To help patients make sense of prostate cancer diagnosis and treatment, here are some recommendations:
Have a discussion with an informed professional about the pros and cons of PSA screening. Consider seeing a urologist to do this, as one recent study found that many primary care physicians do not even mention PSA to their at-risk patients. While many professional organizations have questioned the value of regular PSA screening, all have recommended that patients make an informed choice about the issue.I believe that a screening regimen should be done in an individualized way, based on each man’s results and risk factors.
As a baseline, I recommend that men get their first PSA screening in their 40s so the urologist can recommend the right screening protocol. A low PSA result, for example, indicates a low lifetime risk of developing prostate cancer, so repeat PSA measurements won’t need to be done as often. Data also shows that a PSA < 2 when a man reaches 60 means there is a miniscule chance of dying of prostate cancer, and this suggests that screening is no longer needed for these individuals.

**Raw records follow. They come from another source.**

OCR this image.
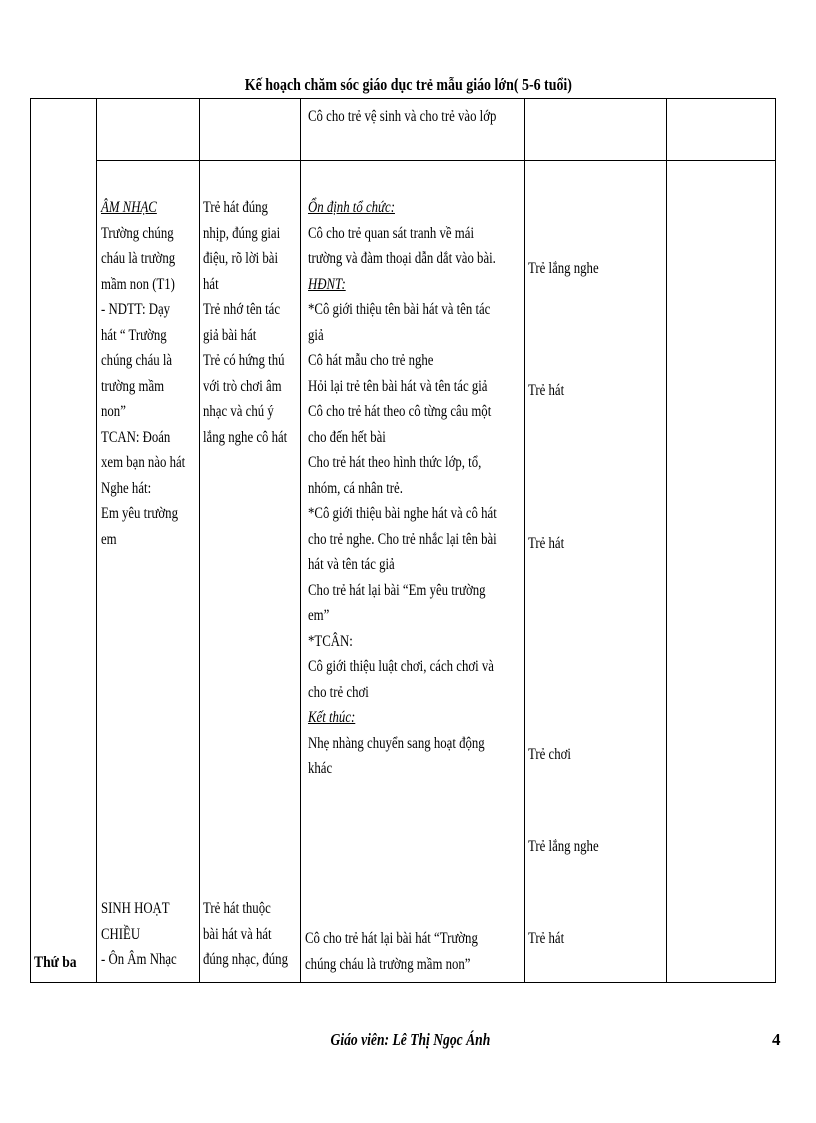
Kế hoạch chăm sóc giáo dục trẻ mẫu giáo lớn( 5-6 tuổi)
Cô cho trẻ vệ sinh và cho trẻ vào lớp
ÂM NHẠC
Trường chúng
cháu là trường
mầm non (T1)
- NDTT: Dạy
hát “ Trường
chúng cháu là
trường mầm
non”
TCAN: Đoán
xem bạn nào hát
Nghe hát:
Em yêu trường
em
Trẻ hát đúng
nhịp, đúng giai
điệu, rõ lời bài
hát
Trẻ nhớ tên tác
giả bài hát
Trẻ có hứng thú
với trò chơi âm
nhạc và chú ý
lắng nghe cô hát
Ổn định tổ chức:
Cô cho trẻ quan sát tranh về mái
trường và đàm thoại dẫn dắt vào bài.
HĐNT:
*Cô giới thiệu tên bài hát và tên tác
giả
Cô hát mẫu cho trẻ nghe
Hỏi lại trẻ tên bài hát và tên tác giả
Cô cho trẻ hát theo cô từng câu một
cho đến hết bài
Cho trẻ hát theo hình thức lớp, tổ,
nhóm, cá nhân trẻ.
*Cô giới thiệu bài nghe hát và cô hát
cho trẻ nghe. Cho trẻ nhắc lại tên bài
hát và tên tác giả
Cho trẻ hát lại bài “Em yêu trường
em”
*TCÂN:
Cô giới thiệu luật chơi, cách chơi và
cho trẻ chơi
Kết thúc:
Nhẹ nhàng chuyển sang hoạt động
khác
Trẻ lắng nghe
Trẻ hát
Trẻ hát
Trẻ chơi
Trẻ lắng nghe
SINH HOẠT
CHIỀU
- Ôn Âm Nhạc
Trẻ hát thuộc
bài hát và hát
đúng nhạc, đúng
Cô cho trẻ hát lại bài hát “Trường
chúng cháu là trường mầm non”
Trẻ hát
Thứ ba
Giáo viên: Lê Thị Ngọc Ánh	4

Men with other risk factors should be screened more often, such as a man with a first-degree relative with prostate cancer, which doubles your risk of being diagnosed with prostate cancer.
In the past, men whose PSA was at a worrisome level (either a high absolute value or a rise over time) would automatically be referred for a biopsy.
In my practice, I conduct a second test for these men called PCA3, a marker that is more specific than PSA for prostate cancer and is measured in urine after a DRE. This helps to further define the risk that cancer is present and greatly reduces the number of men who are subjected to a biopsy.
New genomic testing is also helping to make a more accurate diagnosis and treatment plan for prostate cancer. These tests can determine how aggressive a tumor is, another factor that both doctors and patients can use in determining whether treatment or expectant management is best.
Remember that most prostate cancers are asymptomatic, confined to the prostate and easily cured. If your PSA on screening is high, talk to your physician about how tools like PCA3 can reduce the likelihood of a potential false-positive result, and if you are diagnosed with cancer, genomic testing that can determine the tumor’s aggressiveness.
It’s time to refine the way that we screen men for prostate cancer. Taking a more personalized approach to screening can go a long way toward addressing the overdiagnosis and overtreatment of prostate cancer.